Times leaders have been sending signals that this would be the year it would be aggressive in entering the crowded television space.

“We think this could be a way both of directly generating revenue but also again of getting Times journalism in front of new audiences and further building the reputation and the influence of The New York Times,” the Times Co. chief executive Mark Thompson said on a quarterly earnings call last week.

The Times receives most of its revenue from subscriptions and has said in recent years that it is making a concerted effort to get its product in front as many potential subscribers as possible.

In a statement, Meredith Kopit Levien, the chief operating officer of the Times Co., said: “Our ambition with ‘The Weekly’ is to bring the authority and excellence of New York Times journalism to the largest possible television audience. Partnering with FX and Hulu together for distribution represents an entirely new and uniquely powerful way do just that.”

In a memo to the staff, Dean Baquet, executive editor of The Times, and Joseph Kahn, the newspaper’s managing editor, said that the show “represents one of our big bets of the year.”

“With it,” they added, “we expect to reach entirely new audiences, tap new revenue streams and gain entry into new parts of people’s lives beyond the time reserved for reading news — all of which should give our journalism even greater impact.”

The three Times people who worked on developing “The Weekly” and finding distribution partners for it were Sam Dolnick, an assistant managing editor; Jake Silverstein, editor-in-chief of the Times Magazine; and Stephanie Preiss, director of strategy and business development.

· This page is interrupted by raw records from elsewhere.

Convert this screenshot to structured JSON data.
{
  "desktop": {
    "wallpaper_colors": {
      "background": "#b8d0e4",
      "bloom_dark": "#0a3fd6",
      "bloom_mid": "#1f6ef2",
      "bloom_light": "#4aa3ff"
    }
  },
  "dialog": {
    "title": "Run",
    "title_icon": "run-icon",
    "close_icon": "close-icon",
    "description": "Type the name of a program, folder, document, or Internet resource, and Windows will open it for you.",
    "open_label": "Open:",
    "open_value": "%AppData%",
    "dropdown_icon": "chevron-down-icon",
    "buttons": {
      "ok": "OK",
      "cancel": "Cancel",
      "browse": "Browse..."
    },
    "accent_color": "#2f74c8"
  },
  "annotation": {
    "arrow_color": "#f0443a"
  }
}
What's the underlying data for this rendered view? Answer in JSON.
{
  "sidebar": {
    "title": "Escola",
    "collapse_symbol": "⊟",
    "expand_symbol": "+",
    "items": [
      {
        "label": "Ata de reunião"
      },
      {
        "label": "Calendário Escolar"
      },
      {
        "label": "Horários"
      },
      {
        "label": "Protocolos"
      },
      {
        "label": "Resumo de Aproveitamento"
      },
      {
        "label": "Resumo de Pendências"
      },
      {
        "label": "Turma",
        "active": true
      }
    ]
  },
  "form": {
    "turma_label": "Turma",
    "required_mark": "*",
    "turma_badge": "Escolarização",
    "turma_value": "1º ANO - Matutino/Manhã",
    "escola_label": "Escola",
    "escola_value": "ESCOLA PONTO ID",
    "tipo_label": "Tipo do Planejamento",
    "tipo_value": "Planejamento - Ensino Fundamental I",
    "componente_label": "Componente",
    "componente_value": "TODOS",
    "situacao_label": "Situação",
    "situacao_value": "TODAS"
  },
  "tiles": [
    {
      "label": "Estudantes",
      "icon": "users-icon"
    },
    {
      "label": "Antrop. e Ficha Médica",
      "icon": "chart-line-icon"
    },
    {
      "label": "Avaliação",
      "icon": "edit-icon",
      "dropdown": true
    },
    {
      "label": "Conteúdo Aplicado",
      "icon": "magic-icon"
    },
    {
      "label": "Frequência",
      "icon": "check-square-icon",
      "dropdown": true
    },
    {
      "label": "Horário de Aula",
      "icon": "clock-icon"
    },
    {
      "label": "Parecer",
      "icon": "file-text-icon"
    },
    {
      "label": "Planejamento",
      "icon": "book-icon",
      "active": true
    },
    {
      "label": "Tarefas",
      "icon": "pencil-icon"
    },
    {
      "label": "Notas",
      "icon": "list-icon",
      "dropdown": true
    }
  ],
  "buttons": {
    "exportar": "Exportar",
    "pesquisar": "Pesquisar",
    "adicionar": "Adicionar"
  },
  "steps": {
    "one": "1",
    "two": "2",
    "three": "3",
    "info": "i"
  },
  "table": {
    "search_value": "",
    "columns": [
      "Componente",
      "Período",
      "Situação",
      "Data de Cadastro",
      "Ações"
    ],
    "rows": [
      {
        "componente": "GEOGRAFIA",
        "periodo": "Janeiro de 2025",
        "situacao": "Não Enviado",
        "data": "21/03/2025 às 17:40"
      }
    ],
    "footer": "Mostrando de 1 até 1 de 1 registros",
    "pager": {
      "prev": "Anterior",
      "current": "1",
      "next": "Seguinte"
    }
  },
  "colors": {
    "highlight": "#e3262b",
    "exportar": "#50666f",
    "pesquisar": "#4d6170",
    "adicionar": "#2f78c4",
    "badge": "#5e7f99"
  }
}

The planned series also breaks ground for FX, a cable network known for critically acclaimed scripted shows like “The Americans” and “Atlanta”: It is the network’s first foray into unscripted content in some time. Rivals like Showtime, Netflix and HBO have been making documentary series for years.

FX, like nearly every other cable channel in the streaming and cord-cutting era, has had declining ratings in recent years but is still available in 90 million homes. Hulu announced last week that it now has more than 20 million subscribers.

Partnerships between publications and traditional cable players are nothing new. BuzzFeed has a dedicated studio division and recently made a deal with Netflix to create a new series featuring its reporters following a story. Vice has a daily newscast on HBO, although that series has had trouble breaking through the din. And two cable channels built on journalism-based brands — Viceland and Esquire — premiered in recent years but fizzled.